Originally Posted by ldolse

Yeah, I realized there was one aspect that does indeed make it special - in the case where all the author records are identical (no different fuzzy matches) it's not a dupe (unlike a book), so those authors would need to not be marked. Probably not an insurmountable problem though, not sure if a different GUI would be required

I'm not entirely sure if we are talking about the same thing here or if you just had a typo. Say I have in my library these two books:

1. The Girl With the Dragon Tattoo - Stieg Larsson
2. The Girl With the Dragon Tattoo - S. Larsson

Finding these books is a duplicate book search. None of the algorithms to date will find this scenario.

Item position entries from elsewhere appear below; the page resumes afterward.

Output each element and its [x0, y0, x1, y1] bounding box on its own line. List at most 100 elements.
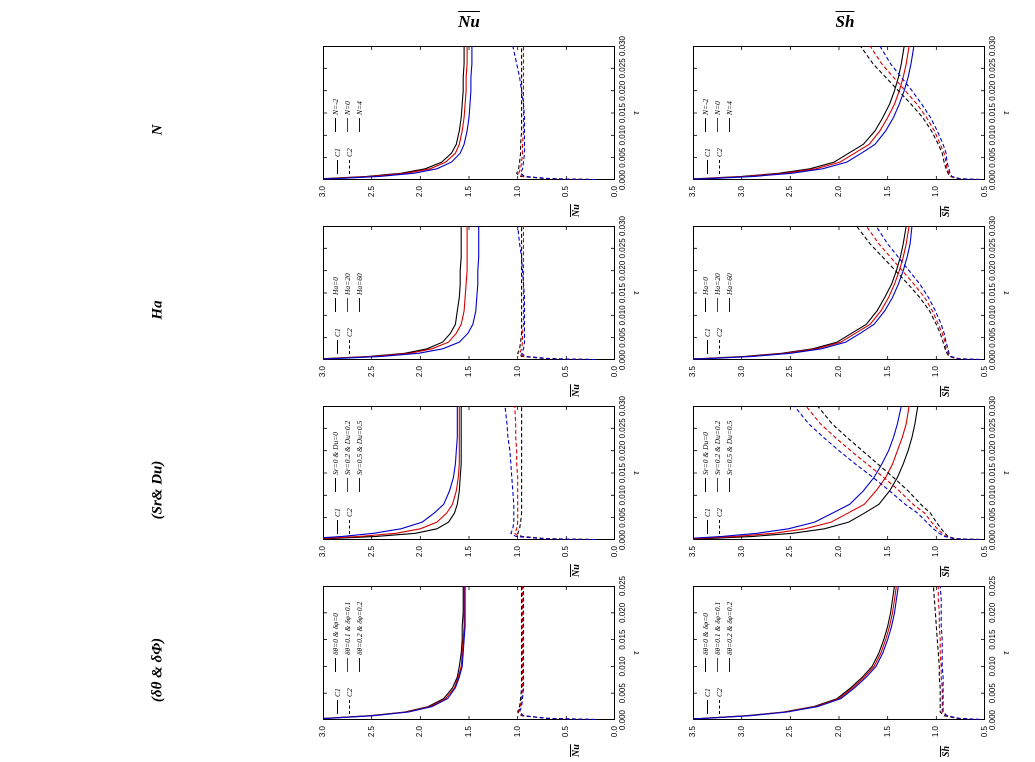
legend-entry: C2	[714, 148, 724, 174]
legend-label: C1	[702, 148, 712, 157]
x-tick-label: 0.025	[988, 238, 997, 259]
legend-solid-line-sample	[358, 298, 360, 312]
legend-solid-line-sample	[704, 658, 706, 672]
x-axis-label: τ	[631, 651, 642, 655]
legend-solid-line-sample	[706, 700, 708, 714]
legend-entry: Sr=0.5 & Du=0.5	[354, 421, 364, 492]
legend-entry: C2	[344, 148, 354, 174]
legend-entry: Ha=20	[342, 273, 352, 312]
legend-dashed-line-sample	[718, 700, 720, 714]
y-tick-label: 3.0	[318, 366, 327, 378]
legend-entry: C1	[702, 148, 712, 174]
condition-legend: C1 C2	[332, 688, 354, 714]
y-tick-label: 3.0	[736, 546, 746, 558]
legend-dashed-line-sample	[718, 520, 720, 534]
legend-entry: C1	[702, 688, 712, 714]
legend-entry: Sr=0 & Du=0	[330, 421, 340, 492]
x-tick-label: 0.020	[988, 80, 997, 101]
y-tick-label: 2.5	[785, 186, 795, 198]
y-axis-label: Sh	[941, 745, 952, 757]
legend-label: Sr=0.5 & Du=0.5	[724, 420, 734, 475]
y-tick-label: 2.5	[366, 366, 376, 378]
legend-label: C1	[332, 328, 342, 337]
x-tick-label: 0.030	[618, 395, 627, 417]
x-axis-label: τ	[1001, 471, 1012, 475]
curve-C2 Sr=0 & Du=0	[817, 406, 981, 540]
x-tick-label: 0.015	[618, 282, 627, 304]
x-tick-label: 0.005	[988, 147, 997, 168]
legend-dashed-line-sample	[718, 340, 720, 354]
legend-label: Sr=0.5 & Du=0.5	[354, 420, 364, 475]
curve-C1 Ha=20	[323, 226, 468, 360]
series-legend: Ha=0 Ha=20 Ha=60	[700, 273, 734, 312]
x-tick-label: 0.015	[988, 629, 997, 650]
x-tick-label: 0.030	[988, 215, 997, 237]
curve-C1 Sr=0.5 & Du=0.5	[693, 406, 902, 540]
plot-box	[323, 586, 615, 720]
x-axis-label: τ	[1001, 291, 1012, 295]
legend-label: C2	[714, 328, 724, 337]
y-tick-label: 3.0	[318, 546, 327, 558]
legend-solid-line-sample	[334, 478, 336, 492]
x-tick-label: 0.000	[988, 349, 997, 371]
x-tick-label: 0.005	[988, 507, 997, 528]
curve-C2 Sr=0 & Du=0	[517, 406, 596, 540]
legend-entry: Ha=20	[712, 273, 722, 312]
subplot-rotated-inner-nu-delta: 0.000 0.005 0.010 0.015 0.020 0.025 0.0 0.5 1.0 1…	[318, 576, 658, 760]
legend-solid-line-sample	[334, 298, 336, 312]
x-tick-label: 0.015	[988, 102, 997, 124]
y-tick-label: 2.0	[415, 366, 425, 378]
subplot-rotated-inner-sh-n: 0.000 0.005 0.010 0.015 0.020 0.025 0.030 0.5 1.…	[688, 36, 1028, 220]
legend-solid-line-sample	[728, 658, 730, 672]
curve-C1 Ha=60	[693, 226, 913, 360]
y-tick-label: 0.5	[980, 366, 989, 378]
legend-solid-line-sample	[716, 118, 718, 132]
x-tick-label: 0.000	[618, 709, 627, 731]
x-tick-label: 0.000	[618, 169, 627, 191]
y-axis-label: Sh	[941, 205, 952, 217]
curve-C1 Ha=60	[323, 226, 480, 360]
row-label-sr-du: (Sr& Du)	[149, 460, 166, 520]
curve-C2 δθ=0.2 & δφ=0.2	[518, 586, 596, 720]
legend-entry: C1	[702, 508, 712, 534]
y-tick-label: 1.5	[882, 186, 892, 198]
legend-solid-line-sample	[704, 298, 706, 312]
x-tick-label: 0.030	[618, 215, 627, 237]
y-axis-label: Nu	[571, 744, 582, 757]
x-tick-label: 0.015	[618, 102, 627, 124]
legend-label: C1	[332, 508, 342, 517]
condition-legend: C1 C2	[702, 508, 724, 534]
y-tick-label: 3.0	[736, 726, 746, 738]
axes-frame	[693, 226, 985, 360]
legend-label: Sr=0 & Du=0	[330, 431, 340, 475]
legend-label: C2	[714, 148, 724, 157]
x-tick-label: 0.000	[988, 169, 997, 191]
condition-legend: C1 C2	[702, 328, 724, 354]
curve-C2 Ha=20	[518, 226, 596, 360]
x-tick-label: 0.010	[988, 485, 997, 506]
x-tick-label: 0.000	[988, 529, 997, 551]
x-tick-label: 0.015	[988, 462, 997, 484]
y-tick-label: 3.0	[318, 726, 327, 738]
curve-C2 N=0	[517, 46, 596, 180]
x-tick-label: 0.015	[618, 462, 627, 484]
y-tick-label: 1.0	[512, 546, 522, 558]
legend-solid-line-sample	[334, 658, 336, 672]
y-tick-label: 0.0	[610, 366, 619, 378]
x-tick-label: 0.010	[618, 305, 627, 326]
legend-entry: Ha=0	[700, 273, 710, 312]
legend-entry: C2	[344, 508, 354, 534]
y-tick-label: 0.5	[980, 546, 989, 558]
legend-label: Ha=60	[724, 273, 734, 295]
legend-solid-line-sample	[706, 160, 708, 174]
legend-solid-line-sample	[346, 478, 348, 492]
curve-C2 δθ=0.2 & δφ=0.2	[939, 586, 981, 720]
legend-solid-line-sample	[716, 658, 718, 672]
curve-C2 Sr=0.2 & Du=0.2	[805, 406, 981, 540]
legend-label: Ha=60	[354, 273, 364, 295]
plot-box	[693, 46, 985, 180]
y-tick-label: 0.5	[561, 186, 571, 198]
legend-label: N=0	[712, 101, 722, 115]
subplot-sh-srdu: 0.000 0.005 0.010 0.015 0.020 0.025 0.030 0.5 1.…	[688, 396, 1028, 580]
x-tick-label: 0.015	[618, 629, 627, 650]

Now say instead I have these two books

1. The Girl With the Dragon Tattoo - Stieg Larsson
2. The Girl Who Played With Fire - S. Larsson

This is a duplicate author search. None of the algorithms to date or proposed would detect this. This is why I said "ignore title, fuzzy author" would be the only way to get them together as a group.

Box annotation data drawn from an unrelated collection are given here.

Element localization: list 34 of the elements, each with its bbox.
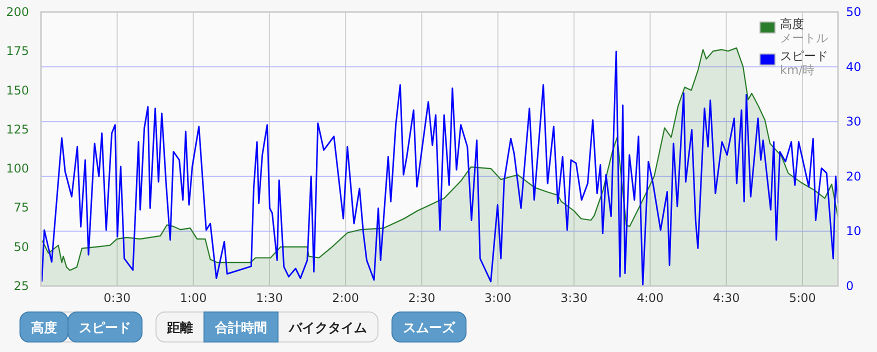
annotation: メートル <box>780 31 828 45</box>
y2-tick-label: 10 <box>846 224 862 238</box>
y-tick-label: 125 <box>6 122 29 136</box>
x-tick-label: 1:00 <box>180 291 207 305</box>
y2-tick-label: 20 <box>846 169 862 184</box>
y-tick-label: 175 <box>6 44 29 58</box>
x-tick-label: 0:30 <box>104 291 131 305</box>
text: バイクタイム <box>288 321 367 336</box>
x-tick-label: 2:00 <box>332 291 360 305</box>
text: スピード <box>79 321 131 336</box>
y2-tick-label: 30 <box>846 114 862 129</box>
x-tick-label: 5:00 <box>788 291 816 305</box>
annotation: km/時 <box>780 63 815 77</box>
y-tick-label: 50 <box>14 240 29 254</box>
text: 合計時間 <box>214 320 267 336</box>
y2-tick-label: 50 <box>846 5 862 19</box>
x-tick-label: 1:30 <box>256 291 283 305</box>
y-tick-label: 150 <box>6 83 29 98</box>
y-tick-label: 75 <box>14 200 29 215</box>
text: スムーズ <box>403 321 456 336</box>
x-tick-label: 4:30 <box>712 291 740 305</box>
x-tick-label: 4:00 <box>636 291 664 305</box>
y2-tick-label: 40 <box>846 60 862 74</box>
x-tick-label: 2:30 <box>408 291 436 305</box>
y2-tick-label: 0 <box>846 279 854 293</box>
text: 高度 <box>31 320 57 336</box>
x-tick-label: 3:00 <box>484 291 512 305</box>
legend-label: 高度 <box>780 17 804 31</box>
y-tick-label: 100 <box>6 162 29 176</box>
legend-label: スピード <box>780 49 828 63</box>
text: 距離 <box>166 321 193 336</box>
x-tick-label: 3:30 <box>560 291 588 305</box>
y-tick-label: 25 <box>14 279 29 293</box>
y-tick-label: 200 <box>6 5 29 19</box>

Now if you wanted something that gave you less false positives, you would probably also want an "ignore title, similar author" to catch this situation (fuzzy author would also catch it but it might "bury" it in loads of results):
1. The Lord of the Rings - J.R.R. Tolkien
2. The Hobbit - J. R. R. Tolkien

So we have yet another permutation (you can see why I am tempted to treat title and author as independently set algorithms?)

Then you have to think about how are you going to resolve this scenario. For a start you will want to rename all instances of that author. Before you make that decision, you will want to check that they are indeed the same author. There are of course many genuine situations where J. Smith and J.L. Smith are different authors. So you would want all the books under each of those author names on screen to compare. An "ignore title, similar author" search would give you that. Though it may also (in the "ignore title, fuzzy author" case) give you a load of other authors too.

Another scenario
1. The Lord of the Rings - J.R.R. Tolkien
2. The Lord of the Rings - J. R. R. Tolkien

You would find this pairing with a "similar title, similar author" search we have in there currently. But on spotting it, you would again likely want to rename one of those author variations. Then perhaps run the whole duplicate search again.

The fuzzier that author match is, the more false positives you are going to get (but also the only way you will catch the genuine duplicates from variations in first name/initials).

This is rambling I know but perhaps it explains a little of the variations I think we (ultimately) need to cater for.